The last day we were in Moncton, New Brunswick, Gary went golfing at the Par 3 course at the campground. He was playing by himself and came up on a slow threesome that was, in turn, being held back by a very slow foursome in front of them. Rather than trying to play through two groups, he accepted an offer to join the threesome. They were from the Atlantic Provinces and upon hearing that we would be moving next to Nova Scotia, they had some travel suggestions for us. Gary said one guy spoke with a bit of an accent and was somewhat hard to understand, but he had said that we just had to go to a Tattoo – that it was one of the grandest traditions of Nova Scotia. We had heard of tattooing shows where many tattoo artists would gather at a convention center and perform their tattoo artistry. It was never something we ever thought we would attend, but if it was a Nova Scotia tradition…………. Gary investigated it a bit. The Tattoo would just happen to be running for its one and only week of the year in the city of Halifax during the time we would be camping there. So, off we went.

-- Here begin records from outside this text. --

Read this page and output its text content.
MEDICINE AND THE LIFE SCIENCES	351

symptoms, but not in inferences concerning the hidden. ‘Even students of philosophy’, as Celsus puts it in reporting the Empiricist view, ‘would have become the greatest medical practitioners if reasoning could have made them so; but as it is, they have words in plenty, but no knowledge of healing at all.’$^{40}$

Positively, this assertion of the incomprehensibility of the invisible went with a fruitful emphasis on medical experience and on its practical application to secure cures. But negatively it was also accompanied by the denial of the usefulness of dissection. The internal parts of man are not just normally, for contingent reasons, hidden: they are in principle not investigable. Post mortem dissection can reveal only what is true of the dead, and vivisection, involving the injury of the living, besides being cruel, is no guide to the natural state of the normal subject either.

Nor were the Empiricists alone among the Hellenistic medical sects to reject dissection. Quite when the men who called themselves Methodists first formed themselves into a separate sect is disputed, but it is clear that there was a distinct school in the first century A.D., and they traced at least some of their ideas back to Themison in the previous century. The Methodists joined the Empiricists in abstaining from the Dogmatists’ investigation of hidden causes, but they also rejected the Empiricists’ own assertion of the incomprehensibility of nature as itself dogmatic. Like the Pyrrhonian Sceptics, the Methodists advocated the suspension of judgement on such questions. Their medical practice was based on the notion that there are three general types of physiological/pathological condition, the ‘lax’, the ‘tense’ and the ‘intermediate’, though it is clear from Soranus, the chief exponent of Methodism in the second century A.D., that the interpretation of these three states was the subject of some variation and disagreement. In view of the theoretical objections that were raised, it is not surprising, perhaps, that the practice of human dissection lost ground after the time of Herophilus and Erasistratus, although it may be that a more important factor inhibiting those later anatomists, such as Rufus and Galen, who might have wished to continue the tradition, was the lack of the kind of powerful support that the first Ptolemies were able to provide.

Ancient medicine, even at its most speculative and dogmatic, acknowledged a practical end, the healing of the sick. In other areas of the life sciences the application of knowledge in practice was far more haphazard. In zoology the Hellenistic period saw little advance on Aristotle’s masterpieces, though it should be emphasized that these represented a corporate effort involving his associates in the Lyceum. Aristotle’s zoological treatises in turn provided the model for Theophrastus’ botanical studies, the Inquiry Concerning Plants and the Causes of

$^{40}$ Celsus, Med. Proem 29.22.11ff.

It seems there are multiple definitions for “tattoo”. In addition to the definition of “marking a person with an indelible design by inserting pigment into punctures in the skin”, there are also the definitions of “an evening drum or bugle signal recalling soldiers to their quarters” and “an entertainment consisting of music, marching, and the performance of displays and exercises by military personnel”.

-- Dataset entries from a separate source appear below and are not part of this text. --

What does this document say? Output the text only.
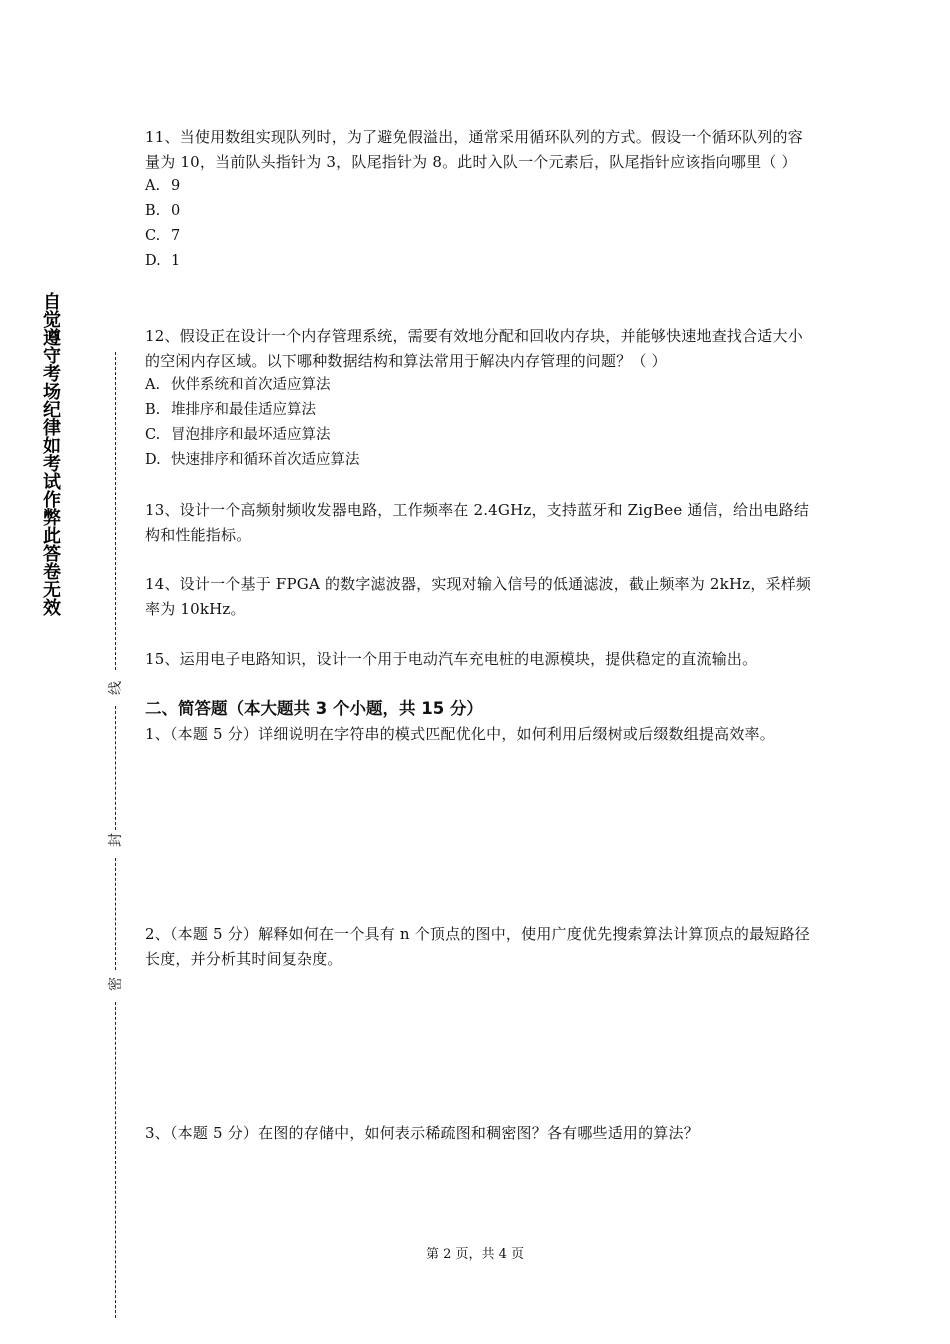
自觉遵守考场纪律如考试作弊此答卷无效
线
封
密

11、当使用数组实现队列时，为了避免假溢出，通常采用循环队列的方式。假设一个循环队列的容量为 10，当前队头指针为 3，队尾指针为 8。此时入队一个元素后，队尾指针应该指向哪里（ ）

A. 9

B. 0

C. 7

D. 1

12、假设正在设计一个内存管理系统，需要有效地分配和回收内存块，并能够快速地查找合适大小的空闲内存区域。以下哪种数据结构和算法常用于解决内存管理的问题？（ ）

A. 伙伴系统和首次适应算法

B. 堆排序和最佳适应算法

C. 冒泡排序和最坏适应算法

D. 快速排序和循环首次适应算法

13、设计一个高频射频收发器电路，工作频率在 2.4GHz，支持蓝牙和 ZigBee 通信，给出电路结构和性能指标。

14、设计一个基于 FPGA 的数字滤波器，实现对输入信号的低通滤波，截止频率为 2kHz，采样频率为 10kHz。

15、运用电子电路知识，设计一个用于电动汽车充电桩的电源模块，提供稳定的直流输出。

二、简答题（本大题共 3 个小题，共 15 分）

1、（本题 5 分）详细说明在字符串的模式匹配优化中，如何利用后缀树或后缀数组提高效率。

2、（本题 5 分）解释如何在一个具有 n 个顶点的图中，使用广度优先搜索算法计算顶点的最短路径长度，并分析其时间复杂度。

3、（本题 5 分）在图的存储中，如何表示稀疏图和稠密图？各有哪些适用的算法？

第 2 页，共 4 页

My first Tattoo was the latter kind, the Royal Nova Scotia International Tattoo:
Tattoos are of British heritage. The most famous Tattoo of the world is held annually in Edinburgh, Scotland. Nova Scotia is probably the most British of the Canadian Provinces. After all, Nova Scotia is Latin for New Scotland. (But it only became very British after it was very French, and the British ran out all the French, but that is another story).
The Nova Scotia Tattoo is a true spectacle. We were very fortunate to find out about it and to be able to attend. There were performance groups from Canada, Estonia, France, Germany, Switzerland, United Kingdom, and United States. The majority of the performers are military and police troupes. But they are supplemented by a large contingent of local musicians, singers, and dancers. And there was also a tribute to Queen Elizabeth on her diamond jubilee of service and memories of the Titanic and War of 1812.
That’s it, I experienced my first tattoo and I can’t imagine that I will ever experience any other kind.